Daufuskie Island is only thirty minutes from Hilton Head by boat, and an hour from Savannah, but it feels like you’re going back 100 years in time. Still sandy dirt roads reveal an island that is rich in history and nature with one of the most beautiful and fragile beaches on the East Coast. Discover Daufuskie Island’s Rich and Diverse History.
Native Americans lived on Daufuskie ten-thousand years ago leaving many artifacts that tell of their presence. Indians remained on Daufuskie until the 1800s.
The Spanish came to the Island in the 1500’s when Daufuskie was part of Florida bringing a building technique called “tabby” construction using oyster shells as a base. The Spaniards left a herd of sturdy small horses called “marsh tackys”.
Plantations were started in the late 1600’s and early 1700’s when England ruled South Carolina. For the most part, Daufuskie land grants were given to wealthy English families by the King of England. The early planters grew indigo, and later, long-staple sea island cotton. At the start of the Civil War, there were seven working plantations on Daufuskie Island, working many slaves.
Union forces captured Daufuskie in 1861. Thousands of troops were camped on Daufuskie during the Civil War until 1865. At the end of the War, Daufuskie was inhabited primarily by freed slaves. These residents, because of the isolation of the Island, kept a culture alive that would have disappeared decades ago. The culture is called “Gullah” and remains to this day on Daufuskie Island. The word “Gullah” may come from Angola, the African nation origin of many slaves.
In 1974 the famous motion picture, “Conrack”, was a story about Daufuskie Island based on the award-winning autobiographical book, The Water Is Wide, by Pat Conroy. This is a story which recounted Pat’s early days of teaching African-American children at the Island’s two-room schoolhouse in 1969. The school house is currently being used as a coffee shop and the Daufuskie Blues indigo dyeing studio and shop.
In 1984, Doctor Jack Scurry built the first Marina on Daufuskie Island. Soon after came the Haig Point and Melrose developments. With no airport or bridge on this isolated and beautiful island, Daufuskie is a rare gem that can be visited by private boats or public ferries.

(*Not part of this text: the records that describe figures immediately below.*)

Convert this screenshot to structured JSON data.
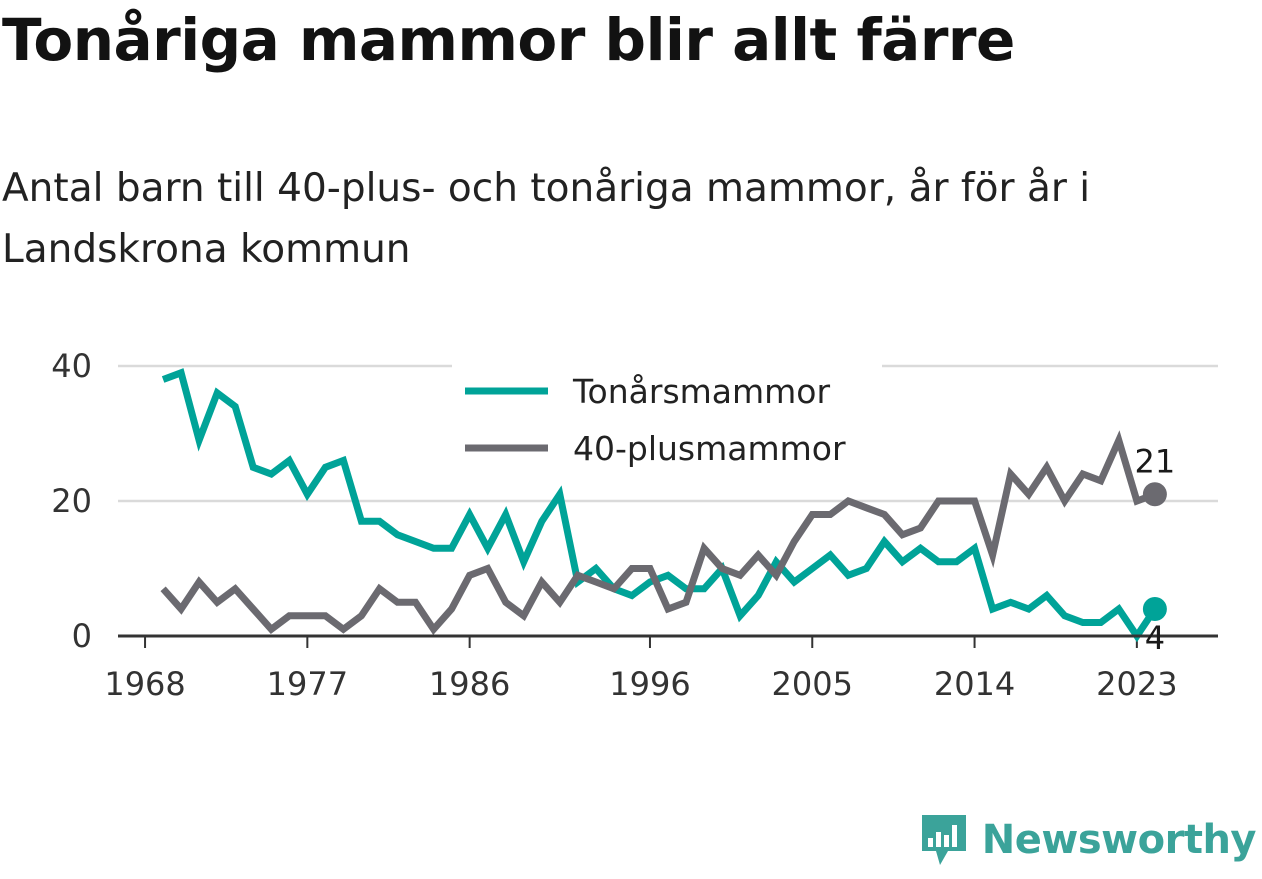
{
  "title": "Tonåriga mammor blir allt färre",
  "subtitle": "Antal barn till 40-plus- och tonåriga mammor, år för år i Landskrona kommun",
  "brand": {
    "name": "Newsworthy",
    "logo_icon": "newsworthy-logo-icon"
  },
  "chart_data": {
    "type": "line",
    "x": [
      1969,
      1970,
      1971,
      1972,
      1973,
      1974,
      1975,
      1976,
      1977,
      1978,
      1979,
      1980,
      1981,
      1982,
      1983,
      1984,
      1985,
      1986,
      1987,
      1988,
      1989,
      1990,
      1991,
      1992,
      1993,
      1994,
      1995,
      1996,
      1997,
      1998,
      1999,
      2000,
      2001,
      2002,
      2003,
      2004,
      2005,
      2006,
      2007,
      2008,
      2009,
      2010,
      2011,
      2012,
      2013,
      2014,
      2015,
      2016,
      2017,
      2018,
      2019,
      2020,
      2021,
      2022,
      2023,
      2024
    ],
    "x_ticks": [
      "1968",
      "1977",
      "1986",
      "1996",
      "2005",
      "2014",
      "2023"
    ],
    "x_tick_values": [
      1968,
      1977,
      1986,
      1996,
      2005,
      2014,
      2023
    ],
    "y_ticks": [
      "0",
      "20",
      "40"
    ],
    "y_tick_values": [
      0,
      20,
      40
    ],
    "ylim": [
      0,
      40
    ],
    "xlim": [
      1966.5,
      2027.5
    ],
    "grid": true,
    "legend_position": "top-center",
    "series": [
      {
        "name": "Tonårsmammor",
        "color": "#00a398",
        "values": [
          38,
          39,
          29,
          36,
          34,
          25,
          24,
          26,
          21,
          25,
          26,
          17,
          17,
          15,
          14,
          13,
          13,
          18,
          13,
          18,
          11,
          17,
          21,
          8,
          10,
          7,
          6,
          8,
          9,
          7,
          7,
          10,
          3,
          6,
          11,
          8,
          10,
          12,
          9,
          10,
          14,
          11,
          13,
          11,
          11,
          13,
          4,
          5,
          4,
          6,
          3,
          2,
          2,
          4,
          0,
          4
        ],
        "end_label": "4"
      },
      {
        "name": "40-plusmammor",
        "color": "#6b6a70",
        "values": [
          7,
          4,
          8,
          5,
          7,
          4,
          1,
          3,
          3,
          3,
          1,
          3,
          7,
          5,
          5,
          1,
          4,
          9,
          10,
          5,
          3,
          8,
          5,
          9,
          8,
          7,
          10,
          10,
          4,
          5,
          13,
          10,
          9,
          12,
          9,
          14,
          18,
          18,
          20,
          19,
          18,
          15,
          16,
          20,
          20,
          20,
          12,
          24,
          21,
          25,
          20,
          24,
          23,
          29,
          20,
          21
        ],
        "end_label": "21"
      }
    ]
  }
}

Visitors travel paved roads in golf carts, watch the sun rise over the Atlantic from quaint beach cottages, or sprawling private homes. Outside the plantations, island residents travel dirt roads at a leisurely pace and enjoy the beauty of Daufuskie and a quiet lifestyle. There are memorable shops and restaurants on the island as well.
The Billie Burn Museum is located on Old Haig Point Rd. If you’re exploring Daufuskie Island, it’s always a good idea to start here. The museum is packed with artifacts and displays revealing the history of Daufuskie Island and its early inhabitants. Daufuskie Island Gullah are
descendants of slaves brought from West Africa to till the rice and cotton fields of the Carolina and Georgia Lowcountry. Following Emancipation, former slaves returned to live on Daufuskie Island With no bridge to the mainland, the continued isolation allowed their unique way of life to remain relatively unchanged until the mid 20th century with the arrival of electricity and telephones.
The Daufuskie Community Farm and Artisan Village has devoted its energy to passionately advocating sustainable living on Daufuskie Island. With the initial introduction of the community farm that attracted those desiring to have a hands-on way of producing food for their community, a growing desire has occurred to make a difference. The local community has contributed to the planning, construction, and growth of this thriving work by expanding the farm from animals into gardens, orchards, and the new Artisan Village!
The Robert Kennedy Historic Trail walk includes all historic sites of the island and winds its way around the island highlighting historically significant sites. Along the trail visitors will find the Billie Burn Museum, the Gullah Learning Center, tabby ruins, historic cemeteries & homes, and old logging railroad line.